色々あって、学校も休学させてもらってるけど、ラボで特にやることもないしなぁ。最近、バケモノの発生も抑えめだし、本当に暇だ。

ラボの居間には大きい茶色い革製のソファが真ん中に鎮座しており、その前には大きなテレビがある。その大きさと言ったら、映画館のスクリーンのようだ。壁にはカウンターが設置され、湯沸かし機や、マグカップにグラス、コーヒーの粉やココアの粉、ウォーターサーバーが配置されていて、本当に至れり尽くせりという感じだ。ドアの近くには火気厳禁と書かれた札が見える。おそらく隣人がなんかしたのかな、、、

まあ、何はともあれ俺はやる事もないので、壁際のウォーターサーバーで冷水を汲んで、ソファに腰掛けた後、ボケーっとテレビを付けて、そのまま惰性でテレビを眺めていた。

流れているのは情報番組だ。人気のアナウンサーが最近のトピックを時には面白く、時には真面目に報道している。

しかし、報道されていたのは、「最近話題のチョコレートパフェ、若き歌姫のフェス開催決定、恐怖!街中に出ると言う雪男。」テレビ局も暇なのかと思うほど内容が薄いニュースばっかりだった。

そんな中、気になるニュースを見つけた。

火事のニュースだ。

いや、正確にいうと、火事はもう鎮火されているのだが、犯人の捕まっていない放火事件として報道されている。場所はこのラボから近所の路地裏。午後4時頃に突然火災が発生したらしい。原因は不明。現場にいた少女の話によると、金色の龍がなんとかかんとかと事件から2日経った今日でも錯乱している模様、、、

おっと、、、この事件は見覚えがある。実際俺は事件当時その場所にいたのだ。隣人の金色の龍と共に。

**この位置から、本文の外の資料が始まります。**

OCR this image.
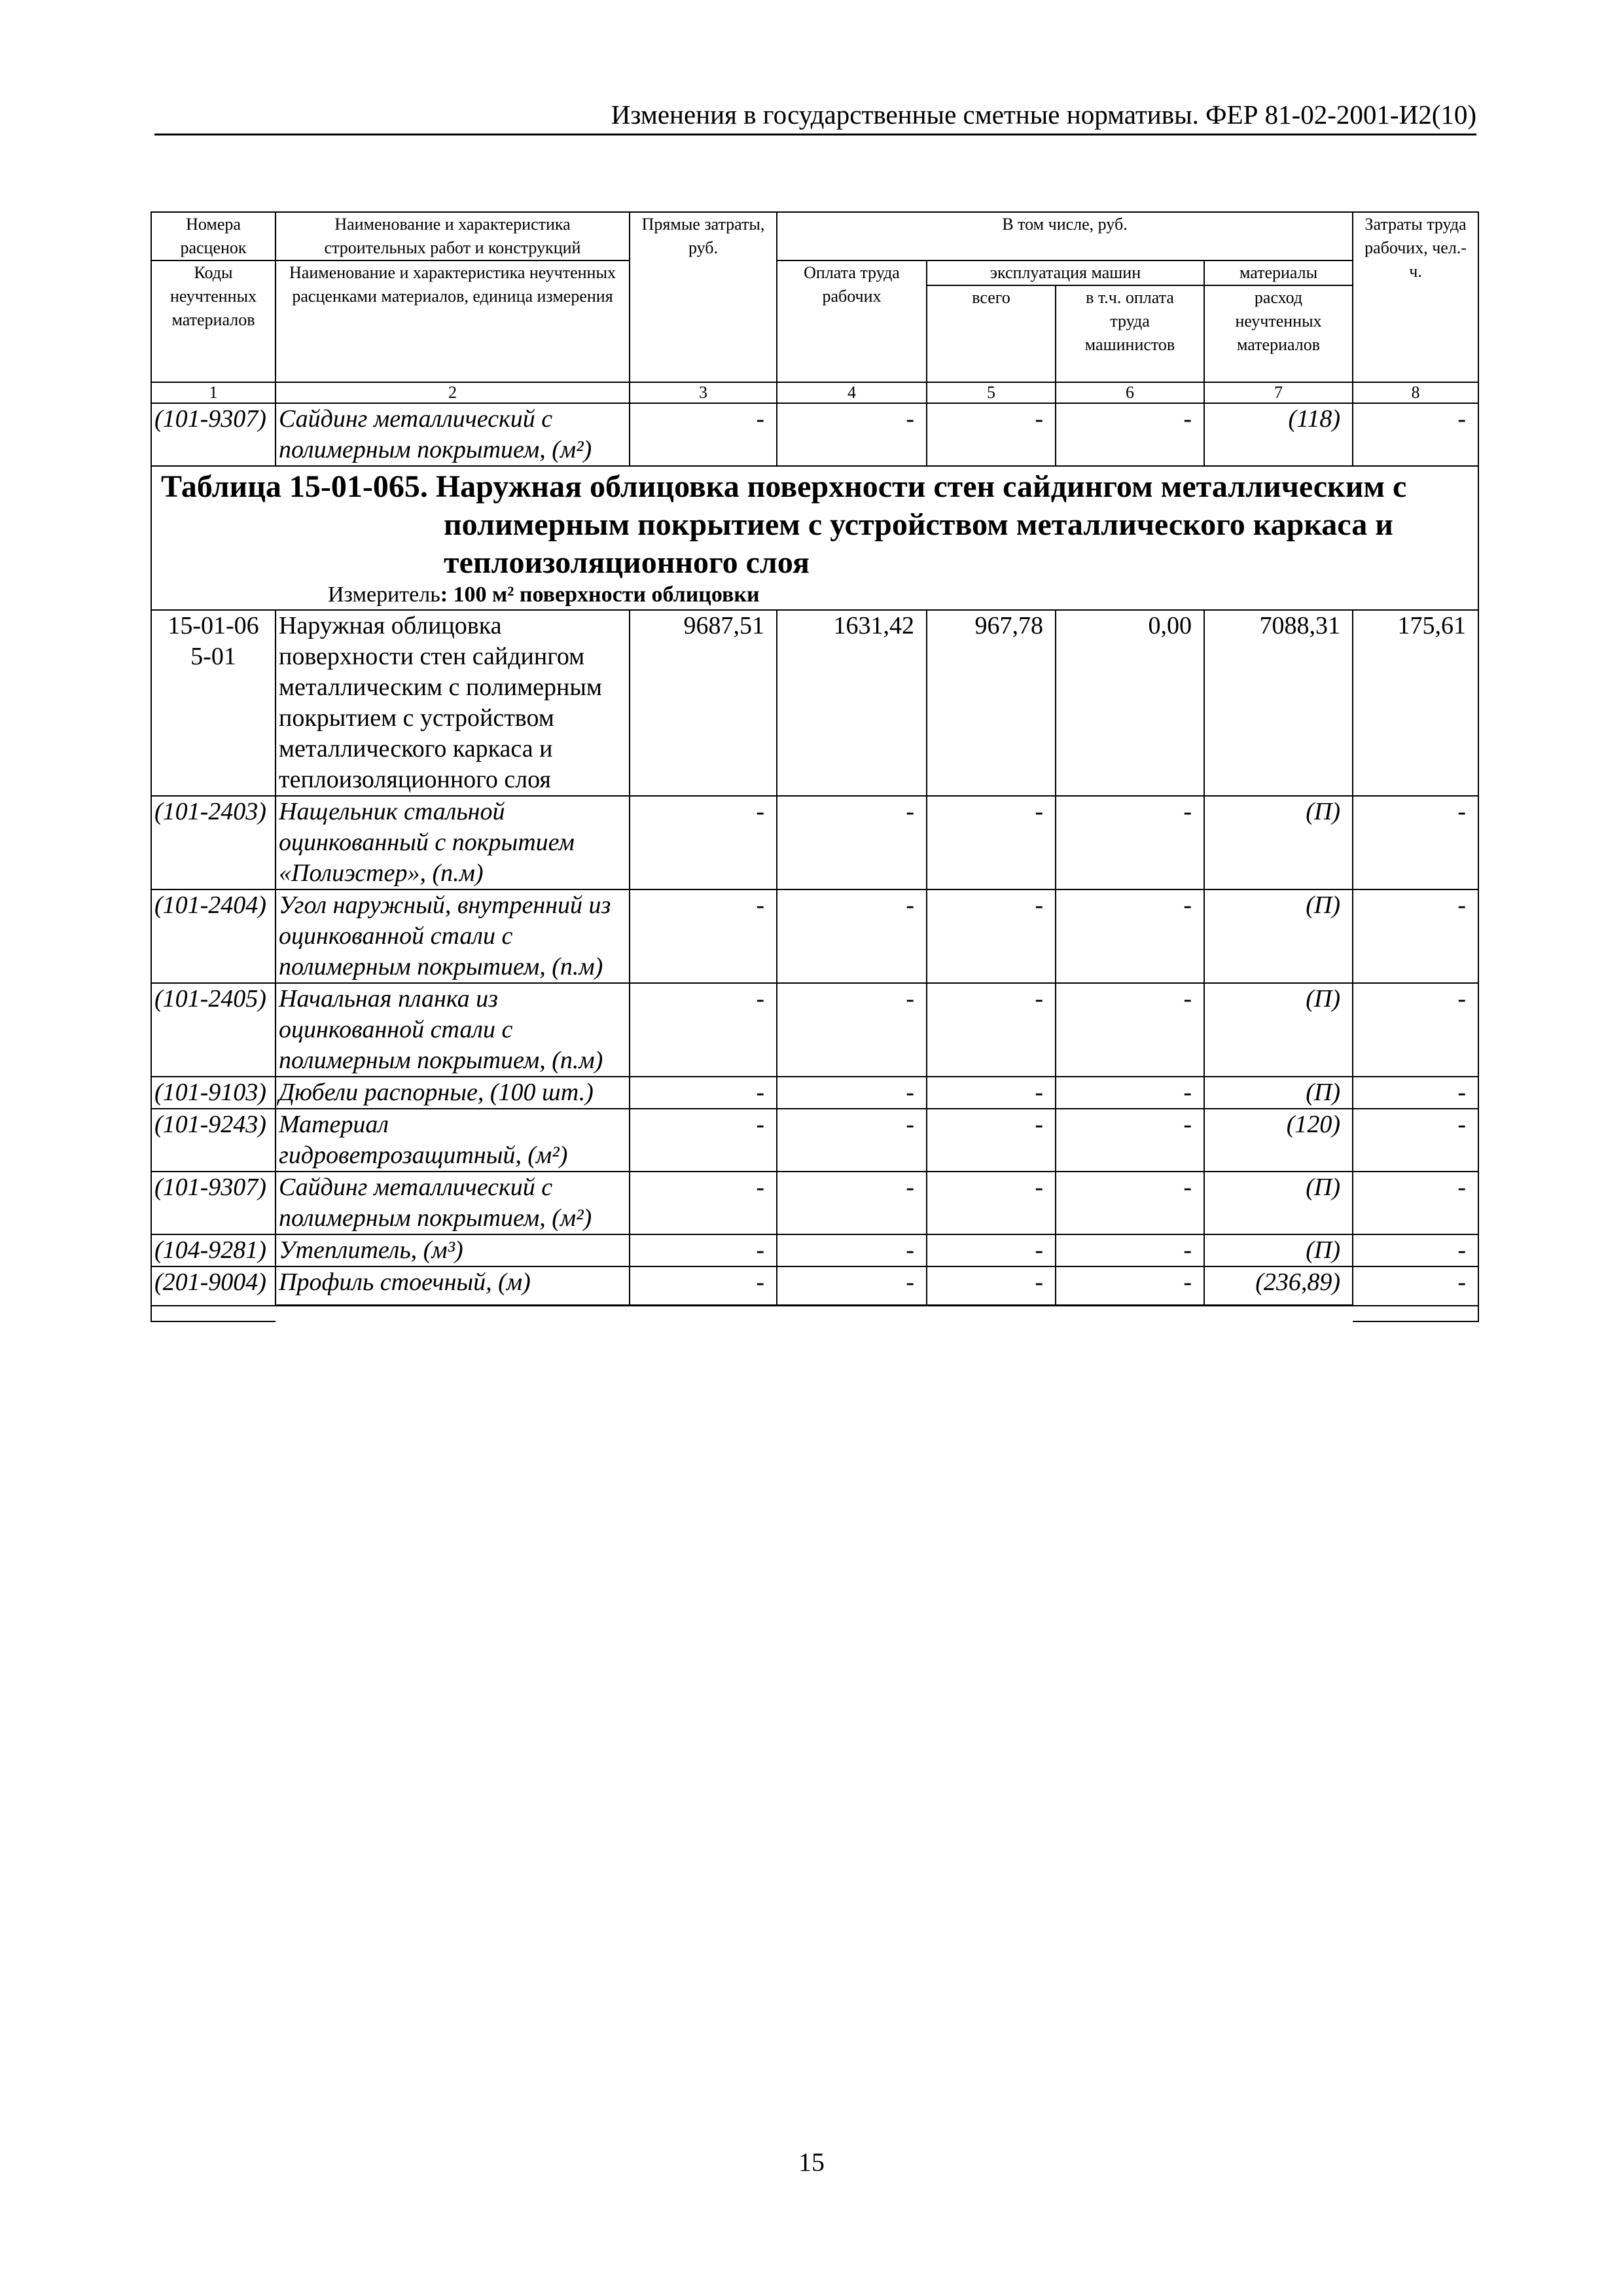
Изменения в государственные сметные нормативы. ФЕР 81-02-2001-И2(10)
Номера расценок	Наименование и характеристика строительных работ и конструкций	Прямые затраты, руб.	В том числе, руб.				Затраты труда рабочих, чел.-ч.
Коды неучтенных материалов	Наименование и характеристика неучтенных расценками материалов, единица измерения		Оплата труда рабочих	эксплуатация машин		материалы	
				всего	в т.ч. оплата труда машинистов	расход неучтенных материалов	

1	2	3	4	5	6	7	8
(101-9307)	Сайдинг металлический с полимерным покрытием, (м²)	-	-	-	-	(118)	-

Таблица 15-01-065. Наружная облицовка поверхности стен сайдингом металлическим с полимерным покрытием с устройством металлического каркаса и теплоизоляционного слоя
Измеритель: 100 м² поверхности облицовки							

15-01-065-01	Наружная облицовка поверхности стен сайдингом металлическим с полимерным покрытием с устройством металлического каркаса и теплоизоляционного слоя	9687,51	1631,42	967,78	0,00	7088,31	175,61
(101-2403)	Нащельник стальной оцинкованный с покрытием «Полиэстер», (п.м)	-	-	-	-	(П)	-
(101-2404)	Угол наружный, внутренний из оцинкованной стали с полимерным покрытием, (п.м)	-	-	-	-	(П)	-
(101-2405)	Начальная планка из оцинкованной стали с полимерным покрытием, (п.м)	-	-	-	-	(П)	-
(101-9103)	Дюбели распорные, (100 шт.)	-	-	-	-	(П)	-
(101-9243)	Материал гидроветрозащитный, (м²)	-	-	-	-	(120)	-
(101-9307)	Сайдинг металлический с полимерным покрытием, (м²)	-	-	-	-	(П)	-
(104-9281)	Утеплитель, (м³)	-	-	-	-	(П)	-
(201-9004)	Профиль стоечный, (м)	-	-	-	-	(236,89)	-

15
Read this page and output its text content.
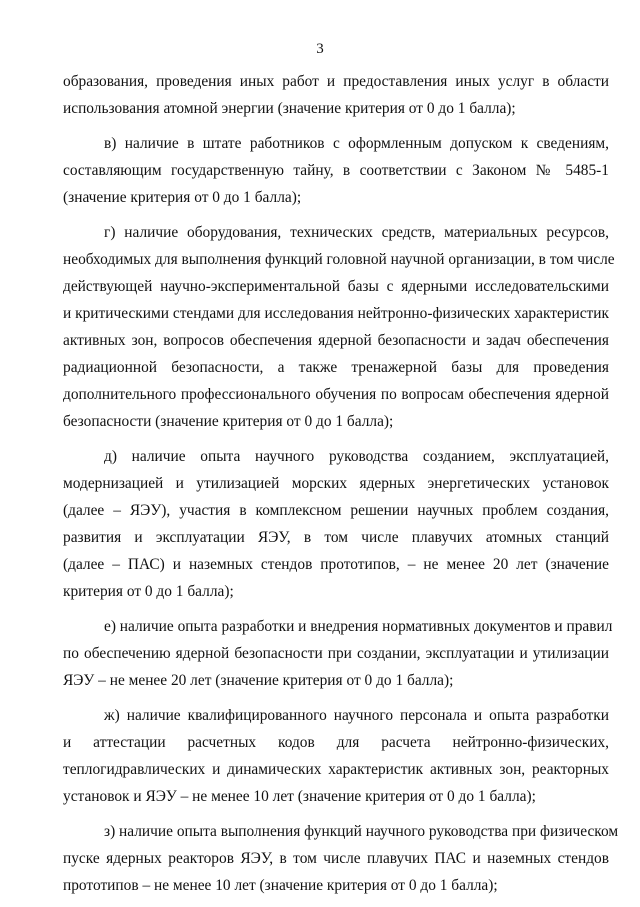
3

образования, проведения иных работ и предоставления иных услуг в области
использования атомной энергии (значение критерия от 0 до 1 балла);

в) наличие в штате работников с оформленным допуском к сведениям,
составляющим государственную тайну, в соответствии с Законом № 5485-1
(значение критерия от 0 до 1 балла);

г) наличие оборудования, технических средств, материальных ресурсов,
необходимых для выполнения функций головной научной организации, в том числе
действующей научно-экспериментальной базы с ядерными исследовательскими
и критическими стендами для исследования нейтронно-физических характеристик
активных зон, вопросов обеспечения ядерной безопасности и задач обеспечения
радиационной безопасности, а также тренажерной базы для проведения
дополнительного профессионального обучения по вопросам обеспечения ядерной
безопасности (значение критерия от 0 до 1 балла);

д) наличие опыта научного руководства созданием, эксплуатацией,
модернизацией и утилизацией морских ядерных энергетических установок
(далее – ЯЭУ), участия в комплексном решении научных проблем создания,
развития и эксплуатации ЯЭУ, в том числе плавучих атомных станций
(далее – ПАС) и наземных стендов прототипов, – не менее 20 лет (значение
критерия от 0 до 1 балла);

е) наличие опыта разработки и внедрения нормативных документов и правил
по обеспечению ядерной безопасности при создании, эксплуатации и утилизации
ЯЭУ – не менее 20 лет (значение критерия от 0 до 1 балла);

ж) наличие квалифицированного научного персонала и опыта разработки
и аттестации расчетных кодов для расчета нейтронно-физических,
теплогидравлических и динамических характеристик активных зон, реакторных
установок и ЯЭУ – не менее 10 лет (значение критерия от 0 до 1 балла);

з) наличие опыта выполнения функций научного руководства при физическом
пуске ядерных реакторов ЯЭУ, в том числе плавучих ПАС и наземных стендов
прототипов – не менее 10 лет (значение критерия от 0 до 1 балла);
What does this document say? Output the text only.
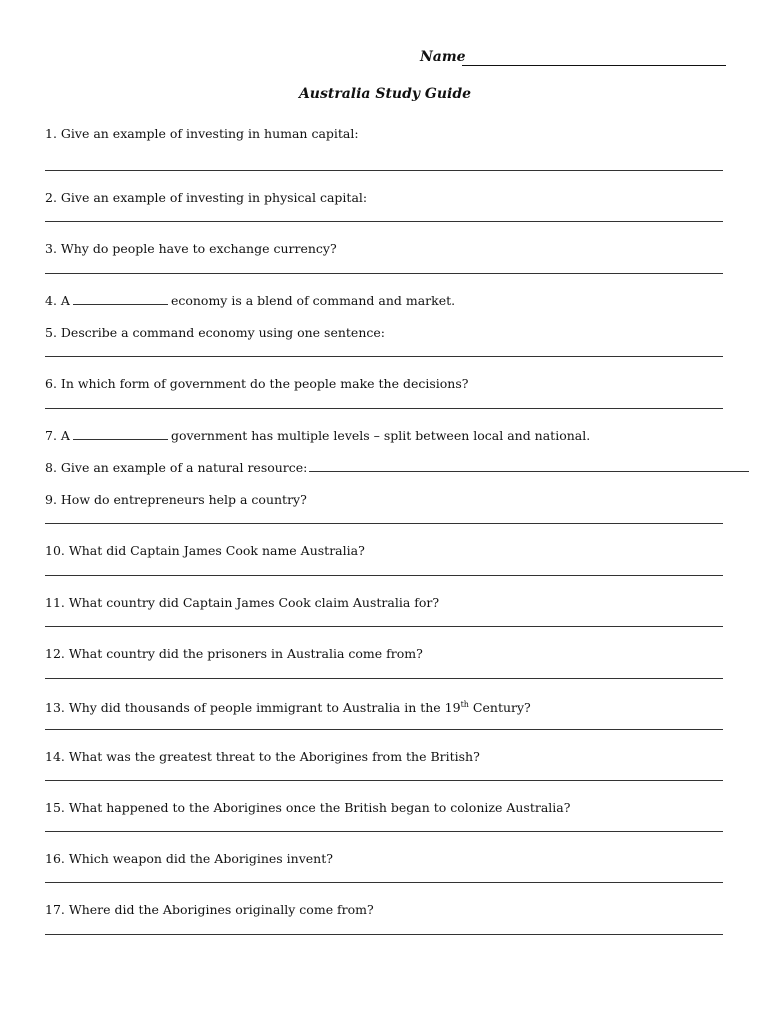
Name
Australia Study Guide
1. Give an example of investing in human capital:
2. Give an example of investing in physical capital:
3. Why do people have to exchange currency?
4. A	economy is a blend of command and market.
5. Describe a command economy using one sentence:
6. In which form of government do the people make the decisions?
7. A	government has multiple levels – split between local and national.
8. Give an example of a natural resource:
9. How do entrepreneurs help a country?
10. What did Captain James Cook name Australia?
11. What country did Captain James Cook claim Australia for?
12. What country did the prisoners in Australia come from?
13. Why did thousands of people immigrant to Australia in the 19th Century?
14. What was the greatest threat to the Aborigines from the British?
15. What happened to the Aborigines once the British began to colonize Australia?
16. Which weapon did the Aborigines invent?
17. Where did the Aborigines originally come from?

いやぁ、ニュースになっちゃったか、そうか、、、困ったなぁ。いや、そのあれは、半ば事故みたいなもので、、、

、、、ダメだな。言い訳できない。俺の隣人である亮を警察に突き出そう。そうしよう。

俺がそう新たに覚悟しようとした時に居間の入り口であるドアが突然、勢いよく開く。


「おお、モノ君!ここに居ったんじゃな!自分の家だと思うてゆっくりしてくれてもかまわんぞ!その代わり、実験には協力してもらうがの。フォッフォッフォッ」


犯人のひぃおじいちゃんである天才小学生が部屋に入ってきたのだ。ひぃおじいちゃんの小学生ってもう意味わかんないけど、なんか若返りの技術を発明したすごい爺さんらしい。その割にはちょっと抜けている。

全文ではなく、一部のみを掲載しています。